エマヌエル・フレミ(Emmanuel Frémiet 1874年)作。
同像のコピーが合衆国のニュー・オリンズ、フィラデルフィア、オーストラリアのメルボルンにも立てられている。

パリの聖オーギュスタン教会前の聖ジャンヌ・ダルク像。19世紀末のランス・アカデミーのコンペに優勝したポール・デュボワ(Paul Dubois 1895年)作。
翌年、同じ銅像がランスの大聖堂前の広場に立てられた。ジャンヌ・ダルクは右手に剣をかざし、勇ましい戦士として表現されている。

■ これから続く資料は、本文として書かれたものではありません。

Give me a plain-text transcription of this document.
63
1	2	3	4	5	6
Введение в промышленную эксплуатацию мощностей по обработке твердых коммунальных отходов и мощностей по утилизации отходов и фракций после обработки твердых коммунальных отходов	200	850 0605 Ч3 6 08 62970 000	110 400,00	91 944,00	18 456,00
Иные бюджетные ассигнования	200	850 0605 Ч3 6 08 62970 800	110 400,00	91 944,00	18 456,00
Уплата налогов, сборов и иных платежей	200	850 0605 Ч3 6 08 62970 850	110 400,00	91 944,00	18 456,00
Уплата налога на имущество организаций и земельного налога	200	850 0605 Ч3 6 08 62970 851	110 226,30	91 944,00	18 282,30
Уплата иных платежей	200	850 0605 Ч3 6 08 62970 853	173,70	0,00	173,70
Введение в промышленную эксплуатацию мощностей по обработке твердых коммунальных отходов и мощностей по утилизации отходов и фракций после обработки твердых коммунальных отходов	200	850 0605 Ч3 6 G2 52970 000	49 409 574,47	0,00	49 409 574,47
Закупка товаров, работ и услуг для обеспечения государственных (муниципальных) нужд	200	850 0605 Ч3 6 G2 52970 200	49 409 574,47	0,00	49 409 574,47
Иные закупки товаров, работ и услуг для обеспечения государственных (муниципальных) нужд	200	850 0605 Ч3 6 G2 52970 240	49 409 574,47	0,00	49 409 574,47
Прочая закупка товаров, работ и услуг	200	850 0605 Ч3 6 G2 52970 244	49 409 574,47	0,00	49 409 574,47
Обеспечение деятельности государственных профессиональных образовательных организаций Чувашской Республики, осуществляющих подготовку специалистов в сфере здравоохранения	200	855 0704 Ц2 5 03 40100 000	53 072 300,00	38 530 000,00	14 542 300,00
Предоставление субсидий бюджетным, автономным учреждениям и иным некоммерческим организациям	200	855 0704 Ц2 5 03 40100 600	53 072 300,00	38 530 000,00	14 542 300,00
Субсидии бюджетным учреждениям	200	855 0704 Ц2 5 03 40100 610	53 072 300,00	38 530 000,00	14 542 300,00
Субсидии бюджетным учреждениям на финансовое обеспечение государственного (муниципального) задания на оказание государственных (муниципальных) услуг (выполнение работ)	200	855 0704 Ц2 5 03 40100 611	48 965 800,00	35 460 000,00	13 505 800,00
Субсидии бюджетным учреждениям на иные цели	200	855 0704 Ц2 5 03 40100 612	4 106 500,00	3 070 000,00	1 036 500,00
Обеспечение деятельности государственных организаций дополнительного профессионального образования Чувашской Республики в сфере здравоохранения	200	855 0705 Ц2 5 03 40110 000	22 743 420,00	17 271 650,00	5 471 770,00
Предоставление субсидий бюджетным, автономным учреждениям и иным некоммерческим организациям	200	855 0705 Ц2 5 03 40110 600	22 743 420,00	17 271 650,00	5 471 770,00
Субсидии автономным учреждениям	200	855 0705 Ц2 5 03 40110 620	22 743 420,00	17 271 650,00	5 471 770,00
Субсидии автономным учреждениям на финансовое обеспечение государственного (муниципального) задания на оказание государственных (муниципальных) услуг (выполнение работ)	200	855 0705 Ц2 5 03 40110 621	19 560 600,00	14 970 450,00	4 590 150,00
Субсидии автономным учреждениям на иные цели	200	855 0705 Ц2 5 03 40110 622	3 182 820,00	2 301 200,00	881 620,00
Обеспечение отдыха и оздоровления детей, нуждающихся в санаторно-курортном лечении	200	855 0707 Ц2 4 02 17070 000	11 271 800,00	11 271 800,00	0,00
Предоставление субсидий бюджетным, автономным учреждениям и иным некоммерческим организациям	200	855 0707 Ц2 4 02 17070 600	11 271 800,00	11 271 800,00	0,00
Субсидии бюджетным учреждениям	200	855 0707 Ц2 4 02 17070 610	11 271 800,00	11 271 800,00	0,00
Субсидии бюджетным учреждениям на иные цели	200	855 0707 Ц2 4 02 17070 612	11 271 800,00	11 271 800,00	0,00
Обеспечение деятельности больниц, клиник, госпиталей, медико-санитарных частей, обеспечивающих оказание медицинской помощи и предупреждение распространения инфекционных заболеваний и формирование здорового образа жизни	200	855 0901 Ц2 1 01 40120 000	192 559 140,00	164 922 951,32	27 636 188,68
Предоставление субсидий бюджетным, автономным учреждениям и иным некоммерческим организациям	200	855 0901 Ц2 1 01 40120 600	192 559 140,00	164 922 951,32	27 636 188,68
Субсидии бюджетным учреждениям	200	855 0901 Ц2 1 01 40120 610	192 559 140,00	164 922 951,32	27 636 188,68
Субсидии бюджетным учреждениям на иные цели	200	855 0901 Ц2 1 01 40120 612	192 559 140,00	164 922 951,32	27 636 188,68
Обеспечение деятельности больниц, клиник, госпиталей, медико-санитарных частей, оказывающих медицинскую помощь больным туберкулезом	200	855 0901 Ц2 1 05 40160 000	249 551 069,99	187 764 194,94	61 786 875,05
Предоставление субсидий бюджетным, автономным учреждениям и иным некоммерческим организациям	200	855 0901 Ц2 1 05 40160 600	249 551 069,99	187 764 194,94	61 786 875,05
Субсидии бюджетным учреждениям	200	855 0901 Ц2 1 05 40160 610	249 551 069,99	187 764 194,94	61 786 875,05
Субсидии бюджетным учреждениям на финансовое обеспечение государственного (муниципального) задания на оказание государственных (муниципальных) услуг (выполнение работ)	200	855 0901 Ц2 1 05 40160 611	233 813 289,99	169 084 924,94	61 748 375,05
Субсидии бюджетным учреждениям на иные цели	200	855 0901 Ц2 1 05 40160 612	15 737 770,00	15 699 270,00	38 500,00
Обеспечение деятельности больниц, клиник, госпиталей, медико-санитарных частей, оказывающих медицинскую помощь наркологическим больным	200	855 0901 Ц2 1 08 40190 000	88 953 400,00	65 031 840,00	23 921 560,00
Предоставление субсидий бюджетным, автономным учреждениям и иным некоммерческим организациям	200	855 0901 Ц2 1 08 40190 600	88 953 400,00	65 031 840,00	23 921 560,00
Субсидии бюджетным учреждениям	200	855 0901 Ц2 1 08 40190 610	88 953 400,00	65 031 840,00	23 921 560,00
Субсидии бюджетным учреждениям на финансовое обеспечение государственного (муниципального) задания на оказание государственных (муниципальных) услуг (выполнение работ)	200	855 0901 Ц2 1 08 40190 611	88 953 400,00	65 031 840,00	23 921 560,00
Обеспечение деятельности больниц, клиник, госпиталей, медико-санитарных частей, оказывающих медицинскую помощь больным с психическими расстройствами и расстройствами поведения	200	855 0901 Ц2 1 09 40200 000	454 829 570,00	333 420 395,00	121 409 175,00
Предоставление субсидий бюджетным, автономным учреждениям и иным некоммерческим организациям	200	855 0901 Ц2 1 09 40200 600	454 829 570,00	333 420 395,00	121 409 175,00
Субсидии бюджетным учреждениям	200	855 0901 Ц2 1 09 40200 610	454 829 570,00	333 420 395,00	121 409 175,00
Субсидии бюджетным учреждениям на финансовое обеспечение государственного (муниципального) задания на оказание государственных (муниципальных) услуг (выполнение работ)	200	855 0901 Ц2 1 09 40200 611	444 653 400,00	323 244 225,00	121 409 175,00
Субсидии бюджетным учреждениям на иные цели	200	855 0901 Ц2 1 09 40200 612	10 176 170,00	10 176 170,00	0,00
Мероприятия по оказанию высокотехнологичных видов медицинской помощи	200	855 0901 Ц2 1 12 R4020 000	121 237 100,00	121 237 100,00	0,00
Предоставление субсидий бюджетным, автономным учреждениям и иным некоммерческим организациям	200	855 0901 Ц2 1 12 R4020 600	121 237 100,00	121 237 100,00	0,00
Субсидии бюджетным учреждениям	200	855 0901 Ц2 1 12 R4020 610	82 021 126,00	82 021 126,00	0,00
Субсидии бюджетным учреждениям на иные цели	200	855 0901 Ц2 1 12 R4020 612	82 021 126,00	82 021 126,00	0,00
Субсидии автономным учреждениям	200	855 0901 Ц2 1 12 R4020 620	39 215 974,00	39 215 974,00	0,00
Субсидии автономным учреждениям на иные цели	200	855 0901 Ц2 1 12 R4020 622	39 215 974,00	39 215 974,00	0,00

パリのノートルダム大聖堂内の聖ジャンヌ・ダルク。1920年の列聖を祝い、翌年5月7日に落成。兜を被り、甲冑を身に纏い、百合の花が描かれた衣装を着た聖ジャンヌ・ダルクが御旗を持ち、胸の前で両手を合わせ、祈っている。C.J.C.デスヴェルニュ(Charles Jean Cléophas Desvergnes)作。

ロレーヌ地方の南サン・二コラ・デ・ポー(Saint Nicolas de Port)に、シャルル七世に会う前の少女時代のジャンヌ・ダルクが巡礼に訪れたことを記念する碑板。1929年に掲げられた。


聖人録

聖ジャンヌ・ダルク

Sainte Jeanne d'Arc

ランスの大聖堂のシャルル七世の戴冠式で主要祭壇の横に立ち、勝利の御旗を立て戴冠を祝う聖ジャンヌ・ダルク。
19世紀のフランスの画家ドミニク・アングル(Dominique Ingres)作

ジャンヌ・ダルクは、15世紀初頭、英国とフランスがフランス王位の継承をめぐって戦った百年戦争の後半に、フランス東部ロレーヌ地方のドンレミ村に生まれる。著名な人物だが、生年月日など幼少期の詳細は分かっていない。後の資料から生年月日は1412年1月6日と推定されている。敵の占領地を通過するために小姓に扮し、男性ばかりの軍隊の中で身を護り、さらに捕縛、収監された後も監視人からの性被害を防ぐために髪を切り男装していたことが災いしてジャンヌは男装の魔女として死刑判決を受け火あぶりの刑となった。
ジャンヌの遺体は、三度灰になるまで燃やされ、聖遺物として人々の手に渡らないようにセーヌ河に棄てられた。にもかかわらず、1867年にジャンヌ・ダルクの聖遺物なるものがパリの薬局で発見された。フランス愛国心の昂揚の時期で、狂信的なジャンヌ信仰がフランスで湧きあがった時代だったのだろう。ジャンヌ・ダルクは、フランスのもう一人の英雄ナポレオンの時代から政治的なシンボルとしても利用され始めた。ジャンヌ・ダルクほど数多くの文学作品、映画、絵画、音楽、彫刻、マンガのモデルになった歴史上の人物はいないだろう。
フランス国家、女性軍人、捕虜、ガールズ・スカウトの守護聖人。
ジャンヌ(Jeanne)は、ヨハネのフランス語の女性形。英名ジョアンナ(Joan)。
アルク(Arc)はアーチ、橋などを意味し、ジャンヌの実家の近くに橋があったことからダルク(d'Arc)が家名となったといわれる。